Previous legislation, effective in 2006 and 2007, included a subcap limiting credits for qualifying window replacements to $200. That figure for the most part failed to impress either contractors or consumers, whose response ranged from indifference to scorn. “It didn’t do much at all,” says Merv Hollander, owner of Weathertite Windows, in Girard, Ohio.

Stirred Up
Of course, credits for 30% of the job, up to $1,500, is another matter. That size tax credit has heft, especially as applied to a window job, where the total sale is typically less than $10,000. Gorrell sees tax credits lifting industry sales by 20% to 30%. Veteran industry sales trainer Rick Grosso says of the $6 billion that tax credits are expected to add to total remodeling sales: “We should be able to do that in windows alone.” And in fact, earlier this year, big window manufacturers Andersen Windows and Simonton Windows  re-hired production workers to meet expected demand, a move that Andersen’s director of marketing, Stephanie Miller, says owes at least partly to the effects of the stimulus legislation and its tax credits. Andersen, the 106-year-old Minnesota window giant, has pulled together qualifying products across all lines and sublines and will shortly launch a new brand called Eco-Excel.

Tax credits have stirred up the window industry like nothing in years. Less than a month after the legislation was signed, window replacement companies in many markets were already offering to match whatever homeowners earned in tax credits with an exact discount. Though many products qualify for stimulus tax credits, HVAC and insulation contractors often lack the marketing savvy of the window replacement companies, which live or die on daily lead flow.

Competitive Necessity
But tax credits have also had another effect on the window replacement industry, one neither intended nor foreseen. They have stepped up competitive pressures by reclassifying contractors into those with qualifying windows and those without. In a market where consumers now “get more estimates, and take longer to make up their minds,” according to Jim Lett, owner of A.B.E. Doors & Windows, in Allentown, Penn., who can afford to be left behind?

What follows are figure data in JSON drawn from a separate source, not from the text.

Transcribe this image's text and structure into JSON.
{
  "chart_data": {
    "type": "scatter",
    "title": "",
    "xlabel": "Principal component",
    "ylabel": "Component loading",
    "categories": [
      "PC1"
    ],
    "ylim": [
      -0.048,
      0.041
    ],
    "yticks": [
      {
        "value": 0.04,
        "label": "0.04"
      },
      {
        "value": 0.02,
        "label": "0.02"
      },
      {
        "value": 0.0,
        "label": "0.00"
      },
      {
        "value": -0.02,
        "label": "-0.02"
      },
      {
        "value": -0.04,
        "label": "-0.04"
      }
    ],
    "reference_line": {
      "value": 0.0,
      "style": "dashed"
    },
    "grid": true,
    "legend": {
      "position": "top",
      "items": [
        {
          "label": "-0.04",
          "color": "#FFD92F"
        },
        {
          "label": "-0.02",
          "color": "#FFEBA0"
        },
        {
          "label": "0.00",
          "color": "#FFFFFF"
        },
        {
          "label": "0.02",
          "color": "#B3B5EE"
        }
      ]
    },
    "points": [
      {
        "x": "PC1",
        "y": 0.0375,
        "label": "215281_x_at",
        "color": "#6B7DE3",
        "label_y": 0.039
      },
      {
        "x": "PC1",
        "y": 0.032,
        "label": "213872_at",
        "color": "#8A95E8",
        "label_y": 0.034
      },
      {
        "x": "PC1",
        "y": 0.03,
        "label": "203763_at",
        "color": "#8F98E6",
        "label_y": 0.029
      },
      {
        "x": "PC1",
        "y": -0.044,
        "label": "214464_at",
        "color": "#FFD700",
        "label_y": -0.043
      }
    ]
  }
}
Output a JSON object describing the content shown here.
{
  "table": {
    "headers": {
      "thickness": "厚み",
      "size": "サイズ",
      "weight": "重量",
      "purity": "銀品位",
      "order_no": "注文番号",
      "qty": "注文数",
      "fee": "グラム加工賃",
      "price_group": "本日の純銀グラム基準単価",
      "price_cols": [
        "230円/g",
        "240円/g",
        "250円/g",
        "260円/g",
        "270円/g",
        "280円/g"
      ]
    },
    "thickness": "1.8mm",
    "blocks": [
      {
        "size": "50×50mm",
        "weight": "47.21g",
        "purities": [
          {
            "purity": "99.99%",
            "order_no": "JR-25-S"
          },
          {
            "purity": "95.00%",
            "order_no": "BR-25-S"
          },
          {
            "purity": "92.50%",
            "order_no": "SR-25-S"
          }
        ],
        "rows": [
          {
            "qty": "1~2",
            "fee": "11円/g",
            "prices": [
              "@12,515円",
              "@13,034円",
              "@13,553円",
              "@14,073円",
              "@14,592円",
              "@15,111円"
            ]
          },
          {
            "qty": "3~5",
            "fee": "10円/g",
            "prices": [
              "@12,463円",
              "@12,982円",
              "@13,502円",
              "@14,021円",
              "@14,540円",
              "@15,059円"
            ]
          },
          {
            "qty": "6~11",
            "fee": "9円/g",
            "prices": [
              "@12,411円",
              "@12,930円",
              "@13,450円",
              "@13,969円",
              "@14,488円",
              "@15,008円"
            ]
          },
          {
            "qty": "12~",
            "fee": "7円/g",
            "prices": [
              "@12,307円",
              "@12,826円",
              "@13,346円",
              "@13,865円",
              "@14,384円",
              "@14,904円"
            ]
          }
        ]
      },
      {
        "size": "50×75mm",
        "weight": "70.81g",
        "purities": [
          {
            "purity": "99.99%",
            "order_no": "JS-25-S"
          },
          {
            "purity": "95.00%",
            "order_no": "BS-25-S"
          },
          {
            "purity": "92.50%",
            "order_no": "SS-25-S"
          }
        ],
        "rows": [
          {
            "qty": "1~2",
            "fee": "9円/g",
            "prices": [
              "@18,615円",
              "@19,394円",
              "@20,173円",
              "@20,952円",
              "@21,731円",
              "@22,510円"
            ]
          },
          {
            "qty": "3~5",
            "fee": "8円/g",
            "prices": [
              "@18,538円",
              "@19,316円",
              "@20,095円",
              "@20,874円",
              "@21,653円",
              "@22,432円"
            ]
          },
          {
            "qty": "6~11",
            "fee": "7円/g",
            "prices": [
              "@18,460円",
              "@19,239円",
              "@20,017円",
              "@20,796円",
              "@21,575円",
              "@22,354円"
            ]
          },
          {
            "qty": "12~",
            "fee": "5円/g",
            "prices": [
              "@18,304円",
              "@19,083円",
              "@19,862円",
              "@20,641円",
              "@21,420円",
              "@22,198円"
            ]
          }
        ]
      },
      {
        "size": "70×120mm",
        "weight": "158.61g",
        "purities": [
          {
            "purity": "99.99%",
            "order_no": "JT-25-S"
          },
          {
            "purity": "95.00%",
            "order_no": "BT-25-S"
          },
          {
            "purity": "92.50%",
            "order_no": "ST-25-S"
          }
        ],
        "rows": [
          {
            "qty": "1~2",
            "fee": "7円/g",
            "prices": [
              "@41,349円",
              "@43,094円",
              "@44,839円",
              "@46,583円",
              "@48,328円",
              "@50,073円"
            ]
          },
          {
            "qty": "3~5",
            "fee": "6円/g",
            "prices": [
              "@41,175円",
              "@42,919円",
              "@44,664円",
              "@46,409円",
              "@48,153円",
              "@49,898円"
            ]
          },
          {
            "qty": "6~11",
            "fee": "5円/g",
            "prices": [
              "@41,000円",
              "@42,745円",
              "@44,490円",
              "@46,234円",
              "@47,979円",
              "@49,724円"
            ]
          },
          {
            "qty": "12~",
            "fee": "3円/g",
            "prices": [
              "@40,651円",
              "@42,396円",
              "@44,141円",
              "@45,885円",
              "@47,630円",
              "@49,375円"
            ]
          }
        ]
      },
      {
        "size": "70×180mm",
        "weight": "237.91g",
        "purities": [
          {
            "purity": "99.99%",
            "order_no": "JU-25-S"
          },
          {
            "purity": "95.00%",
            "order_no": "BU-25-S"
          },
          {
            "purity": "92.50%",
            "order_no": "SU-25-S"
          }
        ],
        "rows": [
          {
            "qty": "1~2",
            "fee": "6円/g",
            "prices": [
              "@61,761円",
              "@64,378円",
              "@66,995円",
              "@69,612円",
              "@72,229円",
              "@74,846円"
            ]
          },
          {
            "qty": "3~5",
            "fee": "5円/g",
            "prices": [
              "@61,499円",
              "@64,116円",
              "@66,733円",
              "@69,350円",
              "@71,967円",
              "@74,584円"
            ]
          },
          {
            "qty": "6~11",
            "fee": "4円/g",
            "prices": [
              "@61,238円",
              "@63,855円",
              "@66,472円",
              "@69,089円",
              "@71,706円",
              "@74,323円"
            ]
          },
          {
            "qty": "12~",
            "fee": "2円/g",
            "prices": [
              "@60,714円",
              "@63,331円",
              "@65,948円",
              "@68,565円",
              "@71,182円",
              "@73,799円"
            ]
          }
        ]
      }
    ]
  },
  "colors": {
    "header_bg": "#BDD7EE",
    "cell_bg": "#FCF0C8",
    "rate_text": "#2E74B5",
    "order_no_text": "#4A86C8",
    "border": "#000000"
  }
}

For a company without a qualifying window, the damage is two-fold: your product is seen as being below the standard, and buying it won’t get anybody anything back. You’re “at a huge selling disadvantage,” says Ken Moeslein, CEO of Legacy Remodeling, in Pittsburgh. In fact, so many window companies put tax credits front and center, both in their marketing and in their sales pitch, that it’s become a “competitive necessity,” says Joe Talmon, vice president of Larmco Windows and Siding, in Columbus, Ohio.

Manufacturers with few or no products that qualify are “scrambling” — the word most often used — to respond to the .30/.30 U-factor/solar heat gain coefficient that is now the new bar in fenestration efficiency. Even Window World, based in North Wilkesboro, N.C., with its well-known $189 (base price) window, came forward with a new product, at $278, that qualifies for credits.

Moeslein believes that with so many companies pushing tax credits, the efficiencies of .30/.30 will soon be something that every window contractor will have to have. That’s when consumers will start to lose interest. “If you hear everybody talking about it, you presume everybody has it,” he says.

Others point to the long-term effect on window standards, and public attitudes about conservation and the home. “The industry will continue to move in this direction, whether there’s a tax credit or not,” says Andersen Windows' Miller. “It’s not just a fad,” says Michael Lelasher, director of operations at Cardinal Builders, in Columbus. “That’s the way the entire world is going.”